От «бульдога» же в кабинете были матерый сейф доисторических времен с приклеенным на дверце плакатом того же периода: «Осторожно, враг подслушивает!», стенд «Из истории расследования финансовых афер и экономических преступлений» и длинный черный стол для заседаний с рядом таких же черных неудобных стульев, напоминавших орудия пыток.
Как раз на них гостеприимно и кивнул генерал Калужный, предлагая питерцам чай в толстых стаканах с мельхиоровыми подстаканниками. Он медлил с началом совещания, расспрашивая то о громкой операции в гостинице – генералу уже отзвонились из всех силовых ведомств, то о репертуаре питерской филармонии. Виктор Тихонович, как понял Токмаков, вообще был меломаном, особенно западая на вокал, и в частности, на местную знаменитость Елизавету Заболоцкую.
Все это показалось Токмакову подозрительным – и чай, и рассуждения о колоратурном сопрано, а в особенности чрезмерная улыбчивость генерала. Пусть большинство из улыбочек имело конкретный адрес – Жанна Милицина – Токмаков не мог поверить в искренность бывшего чекиста.
И был прав на все сто!
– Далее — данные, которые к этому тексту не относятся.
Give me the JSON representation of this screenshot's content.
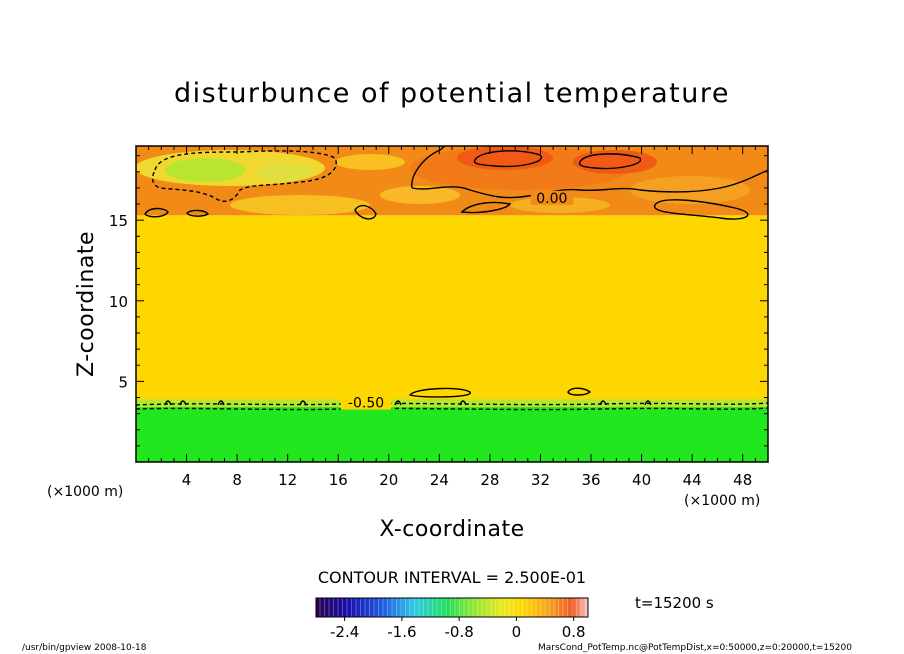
{
  "chart_data": {
    "type": "heatmap",
    "title": "disturbunce of potential temperature",
    "xlabel": "X-coordinate",
    "ylabel": "Z-coordinate",
    "x_unit": "(×1000 m)",
    "y_unit": "(×1000 m)",
    "xlim": [
      0,
      50
    ],
    "ylim": [
      0,
      19.6
    ],
    "xticks": [
      4,
      8,
      12,
      16,
      20,
      24,
      28,
      32,
      36,
      40,
      44,
      48
    ],
    "yticks": [
      5,
      10,
      15
    ],
    "contour_interval_text": "CONTOUR INTERVAL = 2.500E-01",
    "contour_labels": [
      {
        "text": "0.00",
        "x": 32.9,
        "z": 16.2
      },
      {
        "text": "-0.50",
        "x": 18.2,
        "z": 3.5
      }
    ],
    "colorbar": {
      "min": -2.8,
      "max": 1.0,
      "ticks": [
        "-2.4",
        "-1.6",
        "-0.8",
        "0",
        "0.8"
      ],
      "tick_values": [
        -2.4,
        -1.6,
        -0.8,
        0,
        0.8
      ]
    },
    "regions": [
      {
        "name": "lower layer",
        "z_range": [
          0,
          3.6
        ],
        "level": -0.75
      },
      {
        "name": "middle layer",
        "z_range": [
          3.6,
          15.3
        ],
        "level": 0.05
      },
      {
        "name": "upper layer",
        "z_range": [
          15.3,
          19.6
        ],
        "level": 0.1
      }
    ],
    "time_label": "t=15200 s",
    "footer_left": "/usr/bin/gpview   2008-10-18",
    "footer_right": "MarsCond_PotTemp.nc@PotTempDist,x=0:50000,z=0:20000,t=15200",
    "colors": {
      "middle": "#FFD700",
      "lower": "#22E61E",
      "warm": "#F28A18",
      "hot": "#F05A14",
      "cool": "#B8E630"
    }
  }
}
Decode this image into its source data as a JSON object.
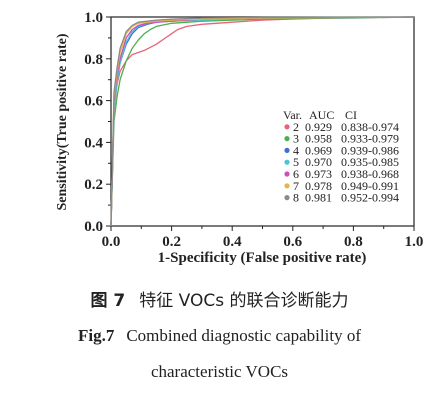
{
  "chart_data": {
    "type": "line",
    "xlabel": "1-Specificity (False positive rate)",
    "ylabel": "Sensitivity(True positive rate)",
    "xlim": [
      0,
      1
    ],
    "ylim": [
      0,
      1
    ],
    "xticks": [
      "0.0",
      "0.2",
      "0.4",
      "0.6",
      "0.8",
      "1.0"
    ],
    "yticks": [
      "0.0",
      "0.2",
      "0.4",
      "0.6",
      "0.8",
      "1.0"
    ],
    "grid": false,
    "legend_position": "bottom-right",
    "legend_header": {
      "var": "Var.",
      "auc": "AUC",
      "ci": "CI"
    },
    "series": [
      {
        "name": "2",
        "auc": "0.929",
        "ci": "0.838-0.974",
        "color": "#e8637a",
        "x": [
          0,
          0.01,
          0.02,
          0.03,
          0.05,
          0.07,
          0.09,
          0.11,
          0.13,
          0.15,
          0.18,
          0.2,
          0.22,
          0.25,
          0.3,
          0.4,
          0.5,
          0.7,
          1.0
        ],
        "y": [
          0,
          0.55,
          0.68,
          0.74,
          0.79,
          0.82,
          0.83,
          0.84,
          0.855,
          0.87,
          0.9,
          0.92,
          0.94,
          0.955,
          0.965,
          0.975,
          0.985,
          0.995,
          1.0
        ]
      },
      {
        "name": "3",
        "auc": "0.958",
        "ci": "0.933-0.979",
        "color": "#4caf50",
        "x": [
          0,
          0.01,
          0.02,
          0.03,
          0.05,
          0.07,
          0.09,
          0.11,
          0.13,
          0.15,
          0.2,
          0.3,
          0.5,
          0.8,
          1.0
        ],
        "y": [
          0,
          0.5,
          0.62,
          0.7,
          0.79,
          0.85,
          0.89,
          0.92,
          0.94,
          0.955,
          0.97,
          0.98,
          0.99,
          0.995,
          1.0
        ]
      },
      {
        "name": "4",
        "auc": "0.969",
        "ci": "0.939-0.986",
        "color": "#3f6fd1",
        "x": [
          0,
          0.01,
          0.02,
          0.03,
          0.05,
          0.07,
          0.09,
          0.12,
          0.15,
          0.2,
          0.3,
          0.5,
          1.0
        ],
        "y": [
          0,
          0.58,
          0.7,
          0.78,
          0.87,
          0.92,
          0.95,
          0.965,
          0.975,
          0.985,
          0.99,
          0.995,
          1.0
        ]
      },
      {
        "name": "5",
        "auc": "0.970",
        "ci": "0.935-0.985",
        "color": "#4ec3d6",
        "x": [
          0,
          0.01,
          0.02,
          0.03,
          0.05,
          0.07,
          0.09,
          0.12,
          0.15,
          0.2,
          0.3,
          0.5,
          1.0
        ],
        "y": [
          0,
          0.56,
          0.69,
          0.78,
          0.88,
          0.93,
          0.955,
          0.97,
          0.975,
          0.98,
          0.985,
          0.995,
          1.0
        ]
      },
      {
        "name": "6",
        "auc": "0.973",
        "ci": "0.938-0.968",
        "color": "#c94fc2",
        "x": [
          0,
          0.01,
          0.02,
          0.03,
          0.05,
          0.07,
          0.09,
          0.12,
          0.15,
          0.2,
          0.3,
          0.5,
          1.0
        ],
        "y": [
          0,
          0.6,
          0.72,
          0.8,
          0.9,
          0.94,
          0.96,
          0.97,
          0.975,
          0.98,
          0.99,
          0.995,
          1.0
        ]
      },
      {
        "name": "7",
        "auc": "0.978",
        "ci": "0.949-0.991",
        "color": "#e6b54a",
        "x": [
          0,
          0.01,
          0.02,
          0.03,
          0.05,
          0.07,
          0.09,
          0.12,
          0.15,
          0.2,
          0.3,
          0.5,
          1.0
        ],
        "y": [
          0,
          0.62,
          0.74,
          0.83,
          0.92,
          0.955,
          0.97,
          0.975,
          0.98,
          0.985,
          0.99,
          0.995,
          1.0
        ]
      },
      {
        "name": "8",
        "auc": "0.981",
        "ci": "0.952-0.994",
        "color": "#8a8a8a",
        "x": [
          0,
          0.01,
          0.02,
          0.03,
          0.05,
          0.07,
          0.09,
          0.12,
          0.15,
          0.2,
          0.3,
          0.5,
          1.0
        ],
        "y": [
          0,
          0.64,
          0.76,
          0.85,
          0.93,
          0.96,
          0.975,
          0.98,
          0.985,
          0.99,
          0.995,
          0.998,
          1.0
        ]
      }
    ]
  },
  "caption": {
    "cn_number": "图 7",
    "cn_text": "特征 VOCs 的联合诊断能力",
    "en_number": "Fig.7",
    "en_line1": "Combined diagnostic capability of",
    "en_line2": "characteristic VOCs"
  }
}
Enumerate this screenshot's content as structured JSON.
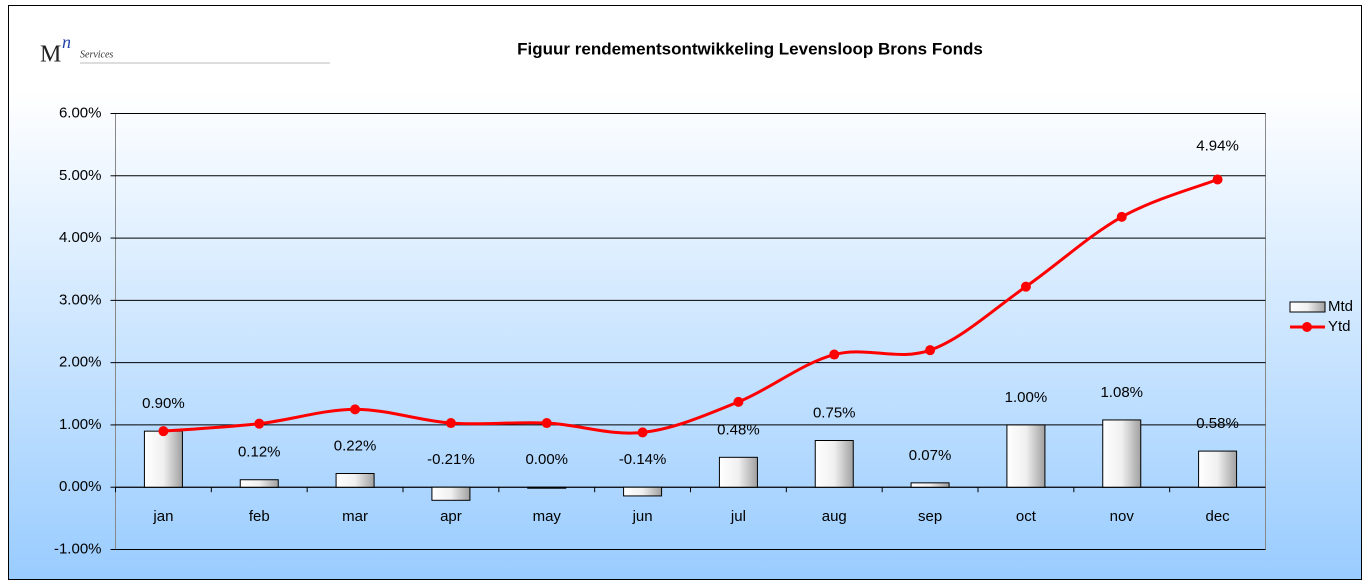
{
  "chart_data": {
    "type": "bar_line",
    "title": "Figuur rendementsontwikkeling Levensloop Brons Fonds",
    "logo": {
      "letter": "M",
      "superscript": "n",
      "text": "Services"
    },
    "categories": [
      "jan",
      "feb",
      "mar",
      "apr",
      "may",
      "jun",
      "jul",
      "aug",
      "sep",
      "oct",
      "nov",
      "dec"
    ],
    "series": [
      {
        "name": "Mtd",
        "type": "bar",
        "color": "#c8c8c8",
        "values": [
          0.9,
          0.12,
          0.22,
          -0.21,
          0.0,
          -0.14,
          0.48,
          0.75,
          0.07,
          1.0,
          1.08,
          0.58
        ],
        "value_labels": [
          "0.90%",
          "0.12%",
          "0.22%",
          "-0.21%",
          "0.00%",
          "-0.14%",
          "0.48%",
          "0.75%",
          "0.07%",
          "1.00%",
          "1.08%",
          "0.58%"
        ]
      },
      {
        "name": "Ytd",
        "type": "line",
        "color": "#ff0000",
        "values": [
          0.9,
          1.02,
          1.25,
          1.03,
          1.03,
          0.88,
          1.37,
          2.13,
          2.2,
          3.22,
          4.34,
          4.94
        ],
        "value_labels": [
          null,
          null,
          null,
          null,
          null,
          null,
          null,
          null,
          null,
          null,
          null,
          "4.94%"
        ]
      }
    ],
    "ylim": [
      -1,
      6
    ],
    "yticks": [
      {
        "value": -1,
        "label": "-1.00%"
      },
      {
        "value": 0,
        "label": "0.00%"
      },
      {
        "value": 1,
        "label": "1.00%"
      },
      {
        "value": 2,
        "label": "2.00%"
      },
      {
        "value": 3,
        "label": "3.00%"
      },
      {
        "value": 4,
        "label": "4.00%"
      },
      {
        "value": 5,
        "label": "5.00%"
      },
      {
        "value": 6,
        "label": "6.00%"
      }
    ],
    "grid": true,
    "legend": "right"
  }
}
Потому что, поулыбавшись Жанне Феликсовне, выглядевшей сегодня не столь неприступной, генерал открыл совещание неприятным известием. Диск Костомарова, переданный Андреем Фефеловым в оперативно-технический отдел, был с сюрпризом. При первой же попытке открыть – стерся начисто, выбросив на экран монитора картинку: фотографию рушащегося торгового центра в Нью-Йорке. А скопировать файл компьютерщик не успел…
Токмаков опустил голову. Ну, вот и все, еще одна ниточка оборвалась!
Глядя на убитое лицо Вадима, генерал Калужный выбрался из-за стола, сел напротив:
– Не все так скверно, Токмаков! Я уже отзвонил моему другу в ФАПСИ. Ты эту славную контору знаешь. Не успеешь подумать о чем-нибудь таком, как они уже срисуют биотоки мозга и расшифруют, куда ты спрятал заначку от жены!
– Слава богу, что я холостой! – вставил свои пять копеек неугомонный Андрей Фефелов, так же присутствовавший на совещании. – Правда, у меня вся зарплата как заначка. Не успеешь ахнуть, уже накрылась медным тазом как тот диск!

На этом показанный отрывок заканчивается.